I'm having trouble with an exercise in W.A. Sutherland's "Introduction to Metric and Topological Spaces" 1st Edition (Oxford Science Publications, 1975), Chapter $2$, Exercises $2.6: 25$.
Let $\mathscr C [a, b]$ be the set of all continuous real functions $f: [a, b] \to \mathbb R$, where $[a, b]$ denotes the closed real interval from $a$ to $b$: $[a, b] = \{x \in \mathbb R: a \le x \le b\}$.
Let $d: \mathscr C^2 \to \mathbb R$ be the supremum metric on $\mathscr C [a, b]$ defined as:
$\displaystyle \forall f, g \in \mathscr C: d (f, g) := \sup_{x \mathop \in [a, b]} |f(x) - g (x)|$
where $\sup$ denotes the supremum function.
Let $f, g \in \mathscr C [a, b]$ be such that $\forall x \in [a, b]: f(x) < g(x)$
Consider the set $S$, defined as:
$S = \{h \in \mathscr C [a, b]: \forall x \in [a, b]: f(x) < h(x) < g(x)\}$
Is $S$ an open ball of $(\mathscr C [a, b], d)$?
The answer given is that $S$ is an open ball of $(\mathscr C [a, b], d)$ if and only if $g(x) - f(x)$ is constant.
Proving the necessary condition is straightforward: if $g(x) - f(x)$ is constant, then $S$ is the open ball whose center is $\rho$ defined such that $\rho(x) = f(x) + \dfrac {g(x) - f(x)} 2$. Proving this is an open ball is easy.
Going the other way is a little more difficult.
This is what I've done so far.
Let it be assumed that $S$ is an open ball.
Then there exists $\phi \in \mathscr C [a, b]$ and $\epsilon \in \mathbb R_{>0}$ such that $B_\epsilon(\phi) = S$.
That is:
$$\forall \rho \in S: \sup_{x \mathop \in [a, b]} | \rho (x) - \phi (x) | < \epsilon$$
Aiming for a contradiction, suppose it is not the case $f$ and $g$ are such that $\forall x \in [a, b]: g(x) - f(x) = c$ for some constant $c \in \mathbb R$.
Then $$\exists \xi, \zeta \in [a, b]: g (\xi) - f (\xi) > g (\zeta) - f (\zeta)$$
Then: $$\sup_{x \mathop \in [a, b]} |g (x) - f (x)| \ge g (\xi) - f (\xi) > g (\zeta) - f (\zeta)$$
As $f$ and $g$ are continuous:
$$\exists (p, q) \subset [a, b]: \forall x \in (p, q): |g (x) - f (x)| > g (\zeta) - f (\zeta)$$
Let $h \in S$ such that:
$$\exists r, s \in (p, q): |h(r) - h(s)| > g (\zeta) - f (\zeta)$$
That is, in the interval $(p, q)$, the oscillation on $h$ is greater than the minimum distance of $g - f$.

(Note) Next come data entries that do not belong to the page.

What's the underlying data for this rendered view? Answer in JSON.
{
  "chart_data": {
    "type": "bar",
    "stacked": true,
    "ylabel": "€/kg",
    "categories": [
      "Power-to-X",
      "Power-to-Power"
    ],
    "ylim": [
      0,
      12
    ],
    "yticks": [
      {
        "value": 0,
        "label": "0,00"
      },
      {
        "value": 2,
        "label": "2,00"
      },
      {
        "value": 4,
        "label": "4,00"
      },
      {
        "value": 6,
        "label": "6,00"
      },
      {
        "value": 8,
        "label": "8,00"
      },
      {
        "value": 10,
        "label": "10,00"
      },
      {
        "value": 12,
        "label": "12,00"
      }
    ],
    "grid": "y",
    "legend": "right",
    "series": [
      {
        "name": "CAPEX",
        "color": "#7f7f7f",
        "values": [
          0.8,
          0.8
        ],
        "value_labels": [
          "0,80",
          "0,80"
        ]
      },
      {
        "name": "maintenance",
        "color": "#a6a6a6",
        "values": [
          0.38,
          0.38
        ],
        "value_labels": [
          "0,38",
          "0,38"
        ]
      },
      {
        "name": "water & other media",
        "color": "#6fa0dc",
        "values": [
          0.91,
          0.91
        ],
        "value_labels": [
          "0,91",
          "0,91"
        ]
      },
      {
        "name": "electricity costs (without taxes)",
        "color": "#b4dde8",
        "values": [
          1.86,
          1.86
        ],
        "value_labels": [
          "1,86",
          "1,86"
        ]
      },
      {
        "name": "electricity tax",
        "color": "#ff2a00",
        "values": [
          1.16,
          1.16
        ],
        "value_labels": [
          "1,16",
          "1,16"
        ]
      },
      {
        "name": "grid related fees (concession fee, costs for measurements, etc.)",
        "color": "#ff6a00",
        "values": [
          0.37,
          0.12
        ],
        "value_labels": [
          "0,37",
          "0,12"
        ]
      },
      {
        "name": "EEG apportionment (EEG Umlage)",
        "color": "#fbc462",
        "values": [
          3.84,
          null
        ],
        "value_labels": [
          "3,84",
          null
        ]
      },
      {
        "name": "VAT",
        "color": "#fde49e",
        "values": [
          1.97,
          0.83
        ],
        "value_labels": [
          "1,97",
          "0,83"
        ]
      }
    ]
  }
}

The intention is to prove that $h$ cannot be in the open ball that is $S$, but I've lost the train of my thinking and I can't see my way through to the end.
Can someone guide me out of the woods?
Suppose that $g-f$ is not constant. Take $h\in S$ and $r>0$ such that $B_r(h)\subset S$; I will prove that $B_r(h)\varsubsetneq S$. Take $N\in\Bbb N$ such that $\frac1N<r$. For each $n\geqslant N$, let $g_n=h+r-\frac1n$. Then $g_n\in B_r(h)$ and therefore $g_n\in S$, which implies that $(\forall x\in[a,b]):g_n(x)<g(x)$. But then, for each $x\in[a,b]$,\begin{align}h(x)+r&=\lim_{n\to\infty}h(x)+r-\frac1n\\&=\lim_{n\to\infty}g_n(x)\\&\leqslant g(x).\end{align}By a similar argument,$$(\forall x\in[a,b]):h(x)-r\geqslant f(x)$$and therefore$$(\forall x\in[a,b]):g(x)-f(x)\geqslant2r.$$But $g-f$ cannot be the constant function $2r$ and so there is some $x_0\in[a,b]$ such that $g(x_0)-f(x_0)>2r$. So, you must have $g(x_0)>h(x_0)+r$ or $f(x_0)<h(x_0)-r$ (or both). If$$g(x_0)>h(x_0)+r,\tag1$$then the function $g-h$ is continuous, it is always greater than or equal to $r$, and $(1)$ holds. Take $k<g(x_0)-h(x_0)-r$ and such that $g-k>f$. Then $g-k\in S$. But $g-k\notin B_r(h)$, since $g(x_0)-k-h(x_0)>r$.